Clarence Climate Action – Climate Champions

Three years ago, sisters Megan Tubb and Allie Holmes started Plasticwise Eastside, hoping to reduce the amount of plastic waste on the Eastern Shore by making reusable bags. Since then, the group has grown to a solid core of a dozen hard working volunteers. They have made about 1,200 reusable shopping and produce bags, as well as more than 100 animal pouches for Bonorong Wildlife Rescue.

(L–R) Alexandra Tubb, Jess Fitzgerald and Madeline Tubb.
(L–R) Alexandra Tubb, Jess Fitzgerald and Madeline Tubb.

Recently, they were nominated for Clarence Climate Action’s Climate Champions campaign, which shines a light on everyday people doing their bit to fight climate change.

The volunteers meet once a month.

“Our oldest member is 65 and the youngest is 22,” Ms Tubb said.

“Most people come along because they think plastic waste is an important issue and they want to take some action.

“Even though we’re just here in Tassie, we’ve got to do what we can.”

Ms Tubb said a new report from the Centre of International Environmental Law showed that plastic waste was helping accelerate global warming.

The researchers found that each stage in the production, use and disposal of plastic produced greenhouse gases, and that curbing plastic was a step in stopping climate change.

“All the second-hand material we use to make the shopping bags, which is hundreds and hundreds of metres, would otherwise have gone to landfill to create methane gas,” Ms Tubb said.

Initially, Ms Tubb and Ms Holmes thought the bags would be like boomerang bags where people would borrow them from a shop and bring them back, but that didn’t work and they now sell a bag for $2.

“We’re not trying to make money, we just want to be able to pay for the screen printing ink and service the sewing machines of the volunteers,” Ms Tubb said.

Ms Tubb said although the group had faced several challenges, they also had its successes.“Our big one at the moment that we’re really happy with is Lindisfarne IGA, they are selling our bags for $2,” she said.

“We also donated 200 bags to the Waterbridge Community Centre in Gagebrook to give to their customers.”
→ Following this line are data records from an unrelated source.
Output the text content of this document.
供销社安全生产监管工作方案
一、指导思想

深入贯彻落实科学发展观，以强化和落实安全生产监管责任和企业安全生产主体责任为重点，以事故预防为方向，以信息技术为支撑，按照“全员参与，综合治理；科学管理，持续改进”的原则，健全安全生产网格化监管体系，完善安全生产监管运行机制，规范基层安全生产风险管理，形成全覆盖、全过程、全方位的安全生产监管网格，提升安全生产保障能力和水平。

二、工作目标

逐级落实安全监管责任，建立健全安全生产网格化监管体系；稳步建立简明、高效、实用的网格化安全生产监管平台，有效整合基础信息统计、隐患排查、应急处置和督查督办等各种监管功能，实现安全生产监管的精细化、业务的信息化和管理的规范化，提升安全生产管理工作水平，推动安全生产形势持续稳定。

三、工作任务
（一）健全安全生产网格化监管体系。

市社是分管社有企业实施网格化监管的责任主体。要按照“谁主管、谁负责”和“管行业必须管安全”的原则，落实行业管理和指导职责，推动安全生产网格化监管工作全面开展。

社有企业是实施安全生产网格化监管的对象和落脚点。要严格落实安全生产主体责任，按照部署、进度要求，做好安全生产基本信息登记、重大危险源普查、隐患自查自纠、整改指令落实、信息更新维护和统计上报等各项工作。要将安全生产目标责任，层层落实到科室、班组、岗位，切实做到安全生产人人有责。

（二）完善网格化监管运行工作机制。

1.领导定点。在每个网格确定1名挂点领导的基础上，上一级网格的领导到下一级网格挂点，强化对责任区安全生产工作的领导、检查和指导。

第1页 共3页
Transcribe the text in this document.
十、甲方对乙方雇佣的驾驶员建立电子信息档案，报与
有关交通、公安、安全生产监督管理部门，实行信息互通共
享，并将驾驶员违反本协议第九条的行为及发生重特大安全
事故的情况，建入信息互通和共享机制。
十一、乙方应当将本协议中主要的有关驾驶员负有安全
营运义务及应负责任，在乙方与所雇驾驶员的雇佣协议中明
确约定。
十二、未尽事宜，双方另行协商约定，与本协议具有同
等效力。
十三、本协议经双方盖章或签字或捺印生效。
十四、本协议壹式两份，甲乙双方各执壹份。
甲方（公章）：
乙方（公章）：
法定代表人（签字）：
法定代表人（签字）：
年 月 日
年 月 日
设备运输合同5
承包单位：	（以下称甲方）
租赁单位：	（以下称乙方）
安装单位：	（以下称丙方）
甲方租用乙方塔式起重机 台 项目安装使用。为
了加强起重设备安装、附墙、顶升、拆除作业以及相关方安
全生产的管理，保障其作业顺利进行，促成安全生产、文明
Ms Tubb said you didn’t need to be brilliant at sewing to be part of the group.

“I don’t sew at all,” she said.

“You can come with no skills whatsoever and there’s always something to do.

“There’s cutting, ironing, screen printing, and there’s serving tea — that’s very important to keep morale up.

“We snack, make bags and chat at the same time.”

As well as Lindisfarne IGA, the colourful bags are sold at community events such as Live Well Clarence and Warrane Community Garden’s open day.